【ES】多字段搜索dis_max查询的使用假设索引my_index中存在两条数据当用户输入词组“Brown fox”

dis_max查询的使用(最佳字段)

假设索引my_index中存在两条数据

[    {        "title": "Quick brown rabbits",        "body": "Brown rabbits are commonly seen."    },    {        "title": "Keeping pets healthy",        "body": "My quick brown fox eats rabbits on a regular basis."    }]

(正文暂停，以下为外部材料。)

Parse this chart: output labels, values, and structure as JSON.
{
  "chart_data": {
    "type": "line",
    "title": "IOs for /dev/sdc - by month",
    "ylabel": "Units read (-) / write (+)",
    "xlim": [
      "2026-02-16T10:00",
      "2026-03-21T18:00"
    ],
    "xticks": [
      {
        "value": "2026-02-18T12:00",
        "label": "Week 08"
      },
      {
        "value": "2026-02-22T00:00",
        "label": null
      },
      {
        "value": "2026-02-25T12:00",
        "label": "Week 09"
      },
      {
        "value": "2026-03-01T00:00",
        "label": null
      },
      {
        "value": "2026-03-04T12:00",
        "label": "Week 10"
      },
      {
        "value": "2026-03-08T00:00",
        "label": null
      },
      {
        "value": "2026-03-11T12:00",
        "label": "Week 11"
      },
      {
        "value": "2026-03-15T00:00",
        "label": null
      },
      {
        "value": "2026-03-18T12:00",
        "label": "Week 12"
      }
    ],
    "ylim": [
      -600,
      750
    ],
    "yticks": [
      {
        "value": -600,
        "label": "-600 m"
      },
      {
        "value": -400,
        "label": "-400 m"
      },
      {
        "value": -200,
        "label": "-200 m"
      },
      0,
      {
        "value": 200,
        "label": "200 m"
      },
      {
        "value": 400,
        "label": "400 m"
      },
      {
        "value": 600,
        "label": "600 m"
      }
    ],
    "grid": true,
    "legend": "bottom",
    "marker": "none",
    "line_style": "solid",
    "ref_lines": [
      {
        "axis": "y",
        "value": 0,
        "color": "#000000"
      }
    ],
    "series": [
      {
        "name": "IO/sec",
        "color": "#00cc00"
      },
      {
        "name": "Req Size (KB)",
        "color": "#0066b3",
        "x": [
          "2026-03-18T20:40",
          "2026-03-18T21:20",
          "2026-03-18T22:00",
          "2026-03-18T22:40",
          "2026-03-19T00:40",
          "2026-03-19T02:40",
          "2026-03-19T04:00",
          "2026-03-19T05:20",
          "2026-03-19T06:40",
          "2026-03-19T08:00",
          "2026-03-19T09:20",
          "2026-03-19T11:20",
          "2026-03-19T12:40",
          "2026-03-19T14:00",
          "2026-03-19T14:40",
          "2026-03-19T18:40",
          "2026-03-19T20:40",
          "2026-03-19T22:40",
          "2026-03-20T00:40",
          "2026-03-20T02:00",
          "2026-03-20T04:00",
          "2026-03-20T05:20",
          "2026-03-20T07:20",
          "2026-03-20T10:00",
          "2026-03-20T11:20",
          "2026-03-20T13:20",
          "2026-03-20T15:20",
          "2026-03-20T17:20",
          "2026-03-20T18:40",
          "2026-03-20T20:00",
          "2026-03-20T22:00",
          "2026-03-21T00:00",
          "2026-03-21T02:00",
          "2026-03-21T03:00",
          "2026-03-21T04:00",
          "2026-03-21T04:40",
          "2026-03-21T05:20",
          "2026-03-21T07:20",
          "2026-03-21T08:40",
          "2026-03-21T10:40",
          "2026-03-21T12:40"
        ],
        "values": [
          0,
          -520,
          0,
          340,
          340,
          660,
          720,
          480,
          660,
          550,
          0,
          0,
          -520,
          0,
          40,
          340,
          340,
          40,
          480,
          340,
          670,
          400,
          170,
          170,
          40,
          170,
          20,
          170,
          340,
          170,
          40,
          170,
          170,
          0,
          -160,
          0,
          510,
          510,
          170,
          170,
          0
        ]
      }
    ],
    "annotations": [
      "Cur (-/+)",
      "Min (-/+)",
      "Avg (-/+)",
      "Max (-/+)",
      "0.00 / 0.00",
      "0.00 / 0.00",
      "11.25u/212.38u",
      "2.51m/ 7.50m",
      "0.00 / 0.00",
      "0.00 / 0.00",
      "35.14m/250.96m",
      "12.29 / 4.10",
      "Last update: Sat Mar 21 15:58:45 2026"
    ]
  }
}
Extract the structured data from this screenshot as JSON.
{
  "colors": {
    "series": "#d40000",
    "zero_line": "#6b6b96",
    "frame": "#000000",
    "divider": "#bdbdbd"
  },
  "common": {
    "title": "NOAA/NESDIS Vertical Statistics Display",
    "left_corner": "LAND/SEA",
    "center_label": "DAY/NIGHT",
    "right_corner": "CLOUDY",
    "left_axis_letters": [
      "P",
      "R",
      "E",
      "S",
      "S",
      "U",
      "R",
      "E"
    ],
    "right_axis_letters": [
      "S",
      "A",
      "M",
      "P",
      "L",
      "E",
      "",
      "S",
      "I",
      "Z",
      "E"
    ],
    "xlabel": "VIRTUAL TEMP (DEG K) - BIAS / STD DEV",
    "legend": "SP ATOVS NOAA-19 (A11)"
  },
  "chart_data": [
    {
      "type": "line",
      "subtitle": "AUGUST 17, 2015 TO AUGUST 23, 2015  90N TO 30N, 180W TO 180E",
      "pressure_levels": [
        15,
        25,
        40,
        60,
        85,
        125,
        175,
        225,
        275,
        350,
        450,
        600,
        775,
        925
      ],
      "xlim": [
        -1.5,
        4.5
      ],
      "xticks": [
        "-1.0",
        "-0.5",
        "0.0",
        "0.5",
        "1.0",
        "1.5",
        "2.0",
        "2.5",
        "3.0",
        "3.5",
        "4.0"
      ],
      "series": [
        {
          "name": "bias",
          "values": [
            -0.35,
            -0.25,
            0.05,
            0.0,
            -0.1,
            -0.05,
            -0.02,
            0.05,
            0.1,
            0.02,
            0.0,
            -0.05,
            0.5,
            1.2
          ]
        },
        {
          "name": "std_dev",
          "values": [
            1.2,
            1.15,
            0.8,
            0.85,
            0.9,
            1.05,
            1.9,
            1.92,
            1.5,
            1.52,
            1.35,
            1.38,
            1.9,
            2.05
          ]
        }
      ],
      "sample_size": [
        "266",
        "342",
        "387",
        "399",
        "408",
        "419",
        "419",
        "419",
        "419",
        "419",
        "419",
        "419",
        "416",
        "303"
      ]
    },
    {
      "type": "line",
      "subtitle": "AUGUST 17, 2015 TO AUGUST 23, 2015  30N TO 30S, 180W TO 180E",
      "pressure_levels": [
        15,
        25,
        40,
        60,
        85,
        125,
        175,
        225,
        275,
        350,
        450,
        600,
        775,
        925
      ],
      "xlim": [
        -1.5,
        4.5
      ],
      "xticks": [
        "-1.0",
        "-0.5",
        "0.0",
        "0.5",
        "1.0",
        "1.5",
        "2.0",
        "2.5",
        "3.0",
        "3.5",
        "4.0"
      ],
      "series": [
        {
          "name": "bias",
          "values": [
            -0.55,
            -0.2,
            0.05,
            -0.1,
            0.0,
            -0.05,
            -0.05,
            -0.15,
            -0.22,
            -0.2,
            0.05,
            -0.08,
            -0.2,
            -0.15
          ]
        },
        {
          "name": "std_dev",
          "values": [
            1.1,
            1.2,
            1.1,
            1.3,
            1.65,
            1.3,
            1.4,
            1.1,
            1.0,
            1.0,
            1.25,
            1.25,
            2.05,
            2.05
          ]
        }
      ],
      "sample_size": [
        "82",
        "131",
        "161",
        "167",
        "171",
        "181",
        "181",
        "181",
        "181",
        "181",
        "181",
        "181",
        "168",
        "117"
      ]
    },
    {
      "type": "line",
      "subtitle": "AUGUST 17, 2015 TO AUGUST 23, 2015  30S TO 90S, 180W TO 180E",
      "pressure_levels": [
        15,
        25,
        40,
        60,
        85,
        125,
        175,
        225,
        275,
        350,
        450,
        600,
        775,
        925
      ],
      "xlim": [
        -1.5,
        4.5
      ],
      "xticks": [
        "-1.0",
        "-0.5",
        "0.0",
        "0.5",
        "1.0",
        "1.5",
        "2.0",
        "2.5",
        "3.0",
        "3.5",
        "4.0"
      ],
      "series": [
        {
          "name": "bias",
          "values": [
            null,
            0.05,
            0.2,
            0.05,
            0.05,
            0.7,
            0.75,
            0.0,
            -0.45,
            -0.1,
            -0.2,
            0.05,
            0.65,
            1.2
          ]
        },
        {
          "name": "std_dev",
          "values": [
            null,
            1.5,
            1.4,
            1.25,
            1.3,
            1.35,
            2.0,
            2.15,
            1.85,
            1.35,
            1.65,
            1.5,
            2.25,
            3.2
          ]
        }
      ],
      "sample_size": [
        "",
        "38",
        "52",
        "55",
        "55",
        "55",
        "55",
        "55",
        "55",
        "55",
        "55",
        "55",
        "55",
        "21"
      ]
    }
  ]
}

当用户输入词组“Brown fox”进行搜索时，从我们的观察来看，文档2的匹配度更高，因为body字段中存在我们想要查询的两个词。

现在我们尝试使用以下bool进行查询：

{
    "query": {
        "bool": {
            "should": [
                { "match": { "title": "Brown fox" }},
                { "match": { "body":  "Brown fox" }}
            ]
        }
    }
}

但是得到的结果是：

{
  "hits": [
     {
        "_id":      "1",
        "_score":   0.14809652,
        "_source": {
           "title": "Quick brown rabbits",
           "body":  "Brown rabbits are commonly seen."
        }
     },
     {
        "_id":      "2",
        "_score":   0.09256032,
        "_source": {
           "title": "Keeping pets healthy",
           "body":  "My quick brown fox eats rabbits on a regular basis."
        }
     }
  ]
}

这里我们惊讶的发现，文档2的相关度尽然要比文档1低。

为什么会导致这种情况的发生，我们需要了解一下bool是如何计算评分的。

文档1中的两个字段都包含brown，所以两个match语句都能够成功匹配并且都有一个评分，文档2的body字段同时包含brown和fox两个词，但是title字段没有，body的评分加上title中的0分，整体要小于文档1的评分。

在这个场景中，我们想要的是将其中 最佳匹配 字段的评分作为查询的整体评分，而不是简单的将每个字段的评分换算之后加在一起。

dis_max即 分离最大化查询 （Disjunction Max Query） ：将任何与任一查询匹配的文档作为结果返回，但只将最佳匹配的评分作为查询的评分结果返回。

{
    "query": {
        "dis_max": {
            "queries": [
                { "match": { "title": "Brown fox" }},
                { "match": { "body":  "Brown fox" }}
            ]
        }
    }
}

{
  "hits": [
     {
        "_id":      "2",
        "_score":   0.21509302,
        "_source": {
           "title": "Keeping pets healthy",
           "body":  "My quick brown fox eats rabbits on a regular basis."
        }
     },
     {
        "_id":      "1",
        "_score":   0.12713557,
        "_source": {
           "title": "Quick brown rabbits",
           "body":  "Brown rabbits are commonly seen."
        }
     }
  ]
}